In brief: Haughey reflects on poor result as political dynasty comes to an end
Former Taoiseach Charlie Haughey would have urged him to "fight, fight back" in reaction to his son Sean losing his seat in Dublin North Central. But the reaction of his grandfather, another former Taoiseach, Sean Lemass, would have been "no sentimentality, no emotion", said Sean Haughey yesterday after his defeat.
He would reflect on the result and it wasn't a day for rash decisions, he added.
The defeat ends a dynasty that began in 1924. But he said the result was not unexpected. His own poll, conducted before the election, showed him at 13 per cent first-preference votes and that was reflected in the actual result."It's not a good day, but you do have these type of days. I decided to contest the election, to be accountable, and an election is a great exercise in democracy," he said.
Labour's Burton first to be elected
Joan Burton, the Labour finance spokeswoman, became the first TD elected to the 31st Dail when she was declared elected for Dublin West at 2.45pm yesterday.
Brady doubles vote -- but loses seat
CYPRIAN Brady bucked the trend by doubling his vote in Dublin Central -- but still managed to lose his seat.
Brady, who was a pillar of Bertie Ahern's Drumcondra Mafia, famously secured a paltry 939 first-preference votes in the last General Election yet still won a Dail seat thanks to the former Taoiseach's transfers. Yesterday, he improved his personal best by securing 1,627 first preferences. This time around, however, he didn't have Bertie's coat-tails to whisk him into the Dail. Mary Fitzpatrick, who was Fianna Fail's second candidate in the constituency, did twice as well as Mr Brady with 3,504 first preference votes.
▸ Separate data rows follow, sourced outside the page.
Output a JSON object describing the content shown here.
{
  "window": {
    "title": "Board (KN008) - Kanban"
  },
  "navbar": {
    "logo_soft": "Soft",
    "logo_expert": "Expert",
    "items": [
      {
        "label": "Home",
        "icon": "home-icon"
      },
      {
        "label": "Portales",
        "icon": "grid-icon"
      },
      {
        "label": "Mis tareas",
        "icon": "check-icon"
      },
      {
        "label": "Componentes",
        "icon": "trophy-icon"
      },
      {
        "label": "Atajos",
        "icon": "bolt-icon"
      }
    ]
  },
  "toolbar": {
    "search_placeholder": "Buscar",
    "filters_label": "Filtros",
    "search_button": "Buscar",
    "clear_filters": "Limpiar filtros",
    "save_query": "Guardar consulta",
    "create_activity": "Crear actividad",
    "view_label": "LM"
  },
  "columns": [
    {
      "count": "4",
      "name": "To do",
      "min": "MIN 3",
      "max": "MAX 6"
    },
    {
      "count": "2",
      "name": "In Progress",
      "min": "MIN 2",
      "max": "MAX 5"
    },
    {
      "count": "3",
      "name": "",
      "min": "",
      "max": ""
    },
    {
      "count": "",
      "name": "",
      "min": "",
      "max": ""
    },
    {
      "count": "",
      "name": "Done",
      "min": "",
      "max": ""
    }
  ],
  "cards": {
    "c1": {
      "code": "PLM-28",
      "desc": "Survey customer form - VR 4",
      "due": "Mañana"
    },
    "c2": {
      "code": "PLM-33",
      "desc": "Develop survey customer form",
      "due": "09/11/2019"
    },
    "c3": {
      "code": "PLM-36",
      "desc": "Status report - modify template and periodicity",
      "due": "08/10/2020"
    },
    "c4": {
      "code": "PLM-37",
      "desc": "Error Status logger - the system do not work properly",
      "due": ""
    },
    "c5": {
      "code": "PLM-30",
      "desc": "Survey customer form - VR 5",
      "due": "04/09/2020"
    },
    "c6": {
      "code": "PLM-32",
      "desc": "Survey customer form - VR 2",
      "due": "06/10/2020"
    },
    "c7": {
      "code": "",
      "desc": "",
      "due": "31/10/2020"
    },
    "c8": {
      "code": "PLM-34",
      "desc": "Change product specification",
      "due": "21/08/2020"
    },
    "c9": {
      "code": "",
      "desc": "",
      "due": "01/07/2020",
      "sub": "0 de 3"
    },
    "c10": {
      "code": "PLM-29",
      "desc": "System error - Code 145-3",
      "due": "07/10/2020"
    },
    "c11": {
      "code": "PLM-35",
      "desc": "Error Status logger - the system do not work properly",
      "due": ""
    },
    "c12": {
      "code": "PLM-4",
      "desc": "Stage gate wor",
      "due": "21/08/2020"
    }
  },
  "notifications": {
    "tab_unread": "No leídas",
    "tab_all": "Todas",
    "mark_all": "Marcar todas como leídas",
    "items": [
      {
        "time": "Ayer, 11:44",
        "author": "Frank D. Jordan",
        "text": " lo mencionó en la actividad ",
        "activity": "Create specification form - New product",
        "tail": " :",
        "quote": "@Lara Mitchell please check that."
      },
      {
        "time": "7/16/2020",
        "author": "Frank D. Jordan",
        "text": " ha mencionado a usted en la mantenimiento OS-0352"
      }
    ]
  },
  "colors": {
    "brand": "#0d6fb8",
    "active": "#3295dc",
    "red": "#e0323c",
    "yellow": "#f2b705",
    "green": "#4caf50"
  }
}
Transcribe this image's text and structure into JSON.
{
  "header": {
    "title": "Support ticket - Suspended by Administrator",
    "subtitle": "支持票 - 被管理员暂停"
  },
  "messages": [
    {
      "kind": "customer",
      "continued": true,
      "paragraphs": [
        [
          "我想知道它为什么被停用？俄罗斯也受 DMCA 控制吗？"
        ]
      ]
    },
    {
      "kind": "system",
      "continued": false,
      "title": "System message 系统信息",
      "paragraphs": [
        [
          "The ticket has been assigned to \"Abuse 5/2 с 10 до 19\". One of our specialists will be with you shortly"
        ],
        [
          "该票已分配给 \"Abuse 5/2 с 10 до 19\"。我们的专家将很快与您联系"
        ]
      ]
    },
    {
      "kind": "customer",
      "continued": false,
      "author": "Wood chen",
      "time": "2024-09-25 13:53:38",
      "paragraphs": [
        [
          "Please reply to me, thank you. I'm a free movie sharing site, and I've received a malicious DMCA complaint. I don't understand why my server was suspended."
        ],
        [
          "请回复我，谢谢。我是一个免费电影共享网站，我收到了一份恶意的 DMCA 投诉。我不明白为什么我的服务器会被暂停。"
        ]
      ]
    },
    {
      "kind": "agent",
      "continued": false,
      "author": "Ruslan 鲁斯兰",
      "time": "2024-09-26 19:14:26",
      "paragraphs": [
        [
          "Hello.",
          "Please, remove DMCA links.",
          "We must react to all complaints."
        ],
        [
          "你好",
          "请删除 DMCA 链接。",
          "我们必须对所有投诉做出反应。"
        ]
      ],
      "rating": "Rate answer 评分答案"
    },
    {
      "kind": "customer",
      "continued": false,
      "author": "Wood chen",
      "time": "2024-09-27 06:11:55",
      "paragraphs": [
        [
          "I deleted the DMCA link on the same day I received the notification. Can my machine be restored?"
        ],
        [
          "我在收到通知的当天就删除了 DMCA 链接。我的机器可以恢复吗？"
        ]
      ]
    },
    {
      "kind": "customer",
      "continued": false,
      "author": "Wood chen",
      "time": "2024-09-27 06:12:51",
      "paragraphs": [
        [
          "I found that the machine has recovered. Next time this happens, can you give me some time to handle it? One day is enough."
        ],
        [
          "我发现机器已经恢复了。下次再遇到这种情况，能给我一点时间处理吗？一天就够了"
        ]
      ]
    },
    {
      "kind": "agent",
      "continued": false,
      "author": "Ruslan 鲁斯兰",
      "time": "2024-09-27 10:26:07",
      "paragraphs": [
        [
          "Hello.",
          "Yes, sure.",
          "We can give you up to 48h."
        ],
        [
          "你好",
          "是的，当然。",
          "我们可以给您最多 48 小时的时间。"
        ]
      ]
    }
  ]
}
Given the long-running rivalry between the two Dublin Central candidates, it remained to be seen how many of Brady's transfers she would hoover up.
Lenihan says his work was overlooked
Former Junior Minister Conor Lenihan said that "much of the good work" that he and his running-mate Charlie O'Connor did "was simply ignored because voters were very much focused on the national issue".
As both Fianna Fail TDs looked certain to lose their seats, he said that Enda Kenny had shown the way a party could be brought back from a "gruelling and very debilitating defeat". "It's hugely important to remember that. I wish him well because this country really does need to be brought out of recession," he said
O'Rourke: no regrets at standing
FORMER Fianna Fail Minister Mary 'Mammy' O'Rourke, one of Fianna Fail's oldest candidates, said she did not regret running in the election. "It appears that we are a brand people didn't like and I was the main brandee in this constituency, so obviously it goes against me.
"I am sorry for that. I am not sorry for having run because I always like to face up to challenges, and I decided to face it and not to run away with the pot of money and that has been the outcome."
'Bull' becomes another FF statistic
Junket king John O'Donoghue became another high-profile casualty of the "anybody but Fianna Fail vote" when he was eliminated shortly before midnight.
O'Donoghue who was forced to resign as Ceann Comhairle in 2009 was excluded on the third count.
If he had not been forced to resign in a welter of controversy over his expenses as minister and Ceann Comhairle he would have been automatically re-elected to the Dail. His elimination leaves the possibility of two Fine Gael seats in Kerry South or alternatively two independents. O'Donoghue was one of the most colourful members of the Dail.